5.The OHCHR: Invoking Human Rights at the WTO
This chapter analyzes how the Office of the High Commissioner for Human Rights (OHCHR) invoked international human rights law in an effort to alter global trade rulemaking in the WTO Doha Round. OHCHR officials were concerned that WTO rules were inadequate to protect the human rights of vulnerable populations from the potential adverse effects of agricultural trade liberalization. Although WTO members preferred to keep discussions of human rights out of the negotiations, the OHCHR sought to steer global trade rules toward greater alignment with international human rights standards. In doing so, the OHCHR took extraordinary and unconventional political action, including making unsolicited proposals directly to trade ministers and creating uncertainty about the consistency of WTO rules with international human rights law. I show that the OHCHR's intervention contributed to the creation of new draft WTO rules to protect food security, incorporating safeguards for vulnerable groups.
6.The UN Special Rapporteur on the Right to Food: "Food Security Hostage to Trade"

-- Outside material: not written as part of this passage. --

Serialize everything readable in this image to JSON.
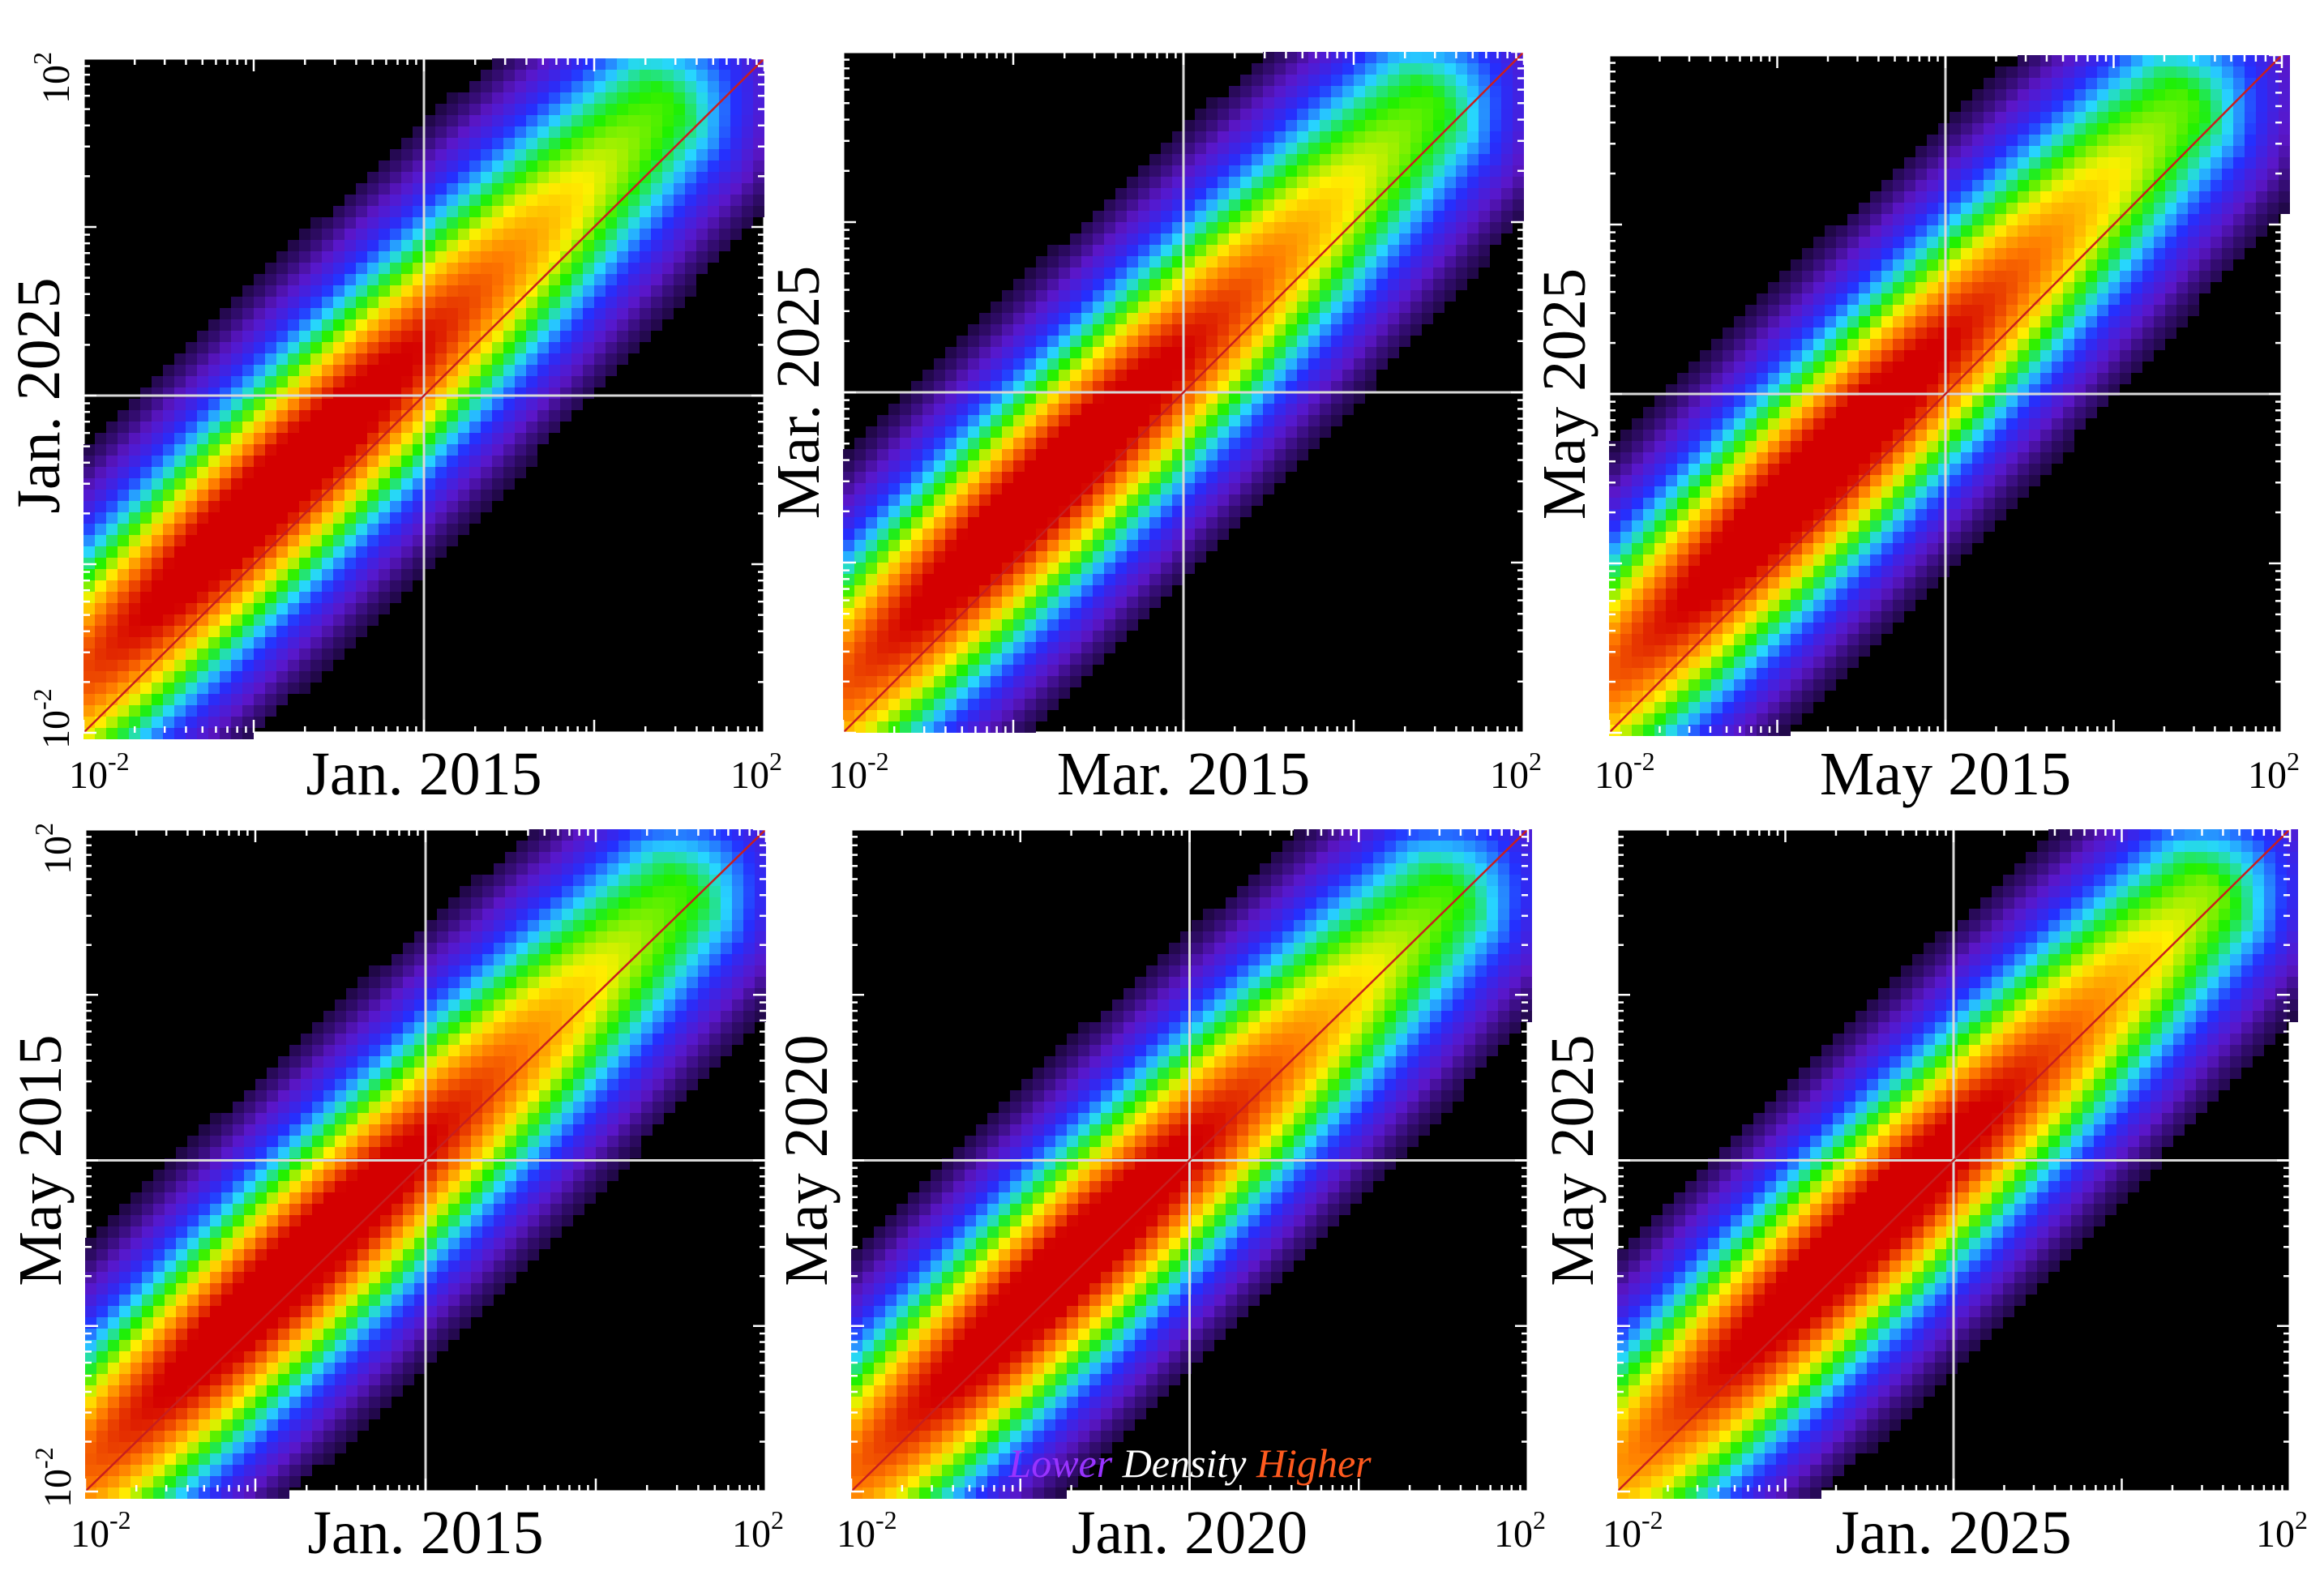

The final empirical chapter examines intervention by the UN Special Rapporteur on the Right to Food (SRRTF) in the WTO agriculture negotiations. It shows that the SRRTF intervened by taking sides and endorsing the bargaining position of a group of WTO members demanding greater flexibility in global trade rules to pursue domestic food security goals. The SRRTF chose to intervene in the WTO agriculture negotiations out of a conviction that major reform of global trade rules was necessary to combat rising food insecurity caused by a succession of global food crises. While the SRRTF's interventions prompted significant backlash from powerful states, they were nevertheless influential in shaping the agenda and outcome of negotiations. Most notably, the SRRTF's advocacy for a legal waiver to protect developing countries' public food-stockholding programs from legal challenge served as the blueprint for a new WTO agreement.
Conclusion
This chapter summarizes the book's findings and assesses the influence of UN actors on global trade rulemaking. I show that interventions by UN actors had a demonstrable impact on discourse, agenda setting, and outcomes at the GATT/WTO, helping to steer international trade rules toward outcomes intended to protect world food security. When successful, intervention may ameliorate "trade-and" conflicts by introducing other important international objectives, such as food security and human rights, into the trade regime. This book contributes to our understanding of who makes the rules of global trade by revealing the previously unrecognized role of UN organizations in GATT/WTO negotiations. The cases also provide the basis for developing more generalizable insights about the phenomenon of intervention by showing that IOs are exercising influence over decision-making beyond the boundaries of their own institutions and at other overlapping institutions over which they have no formal control.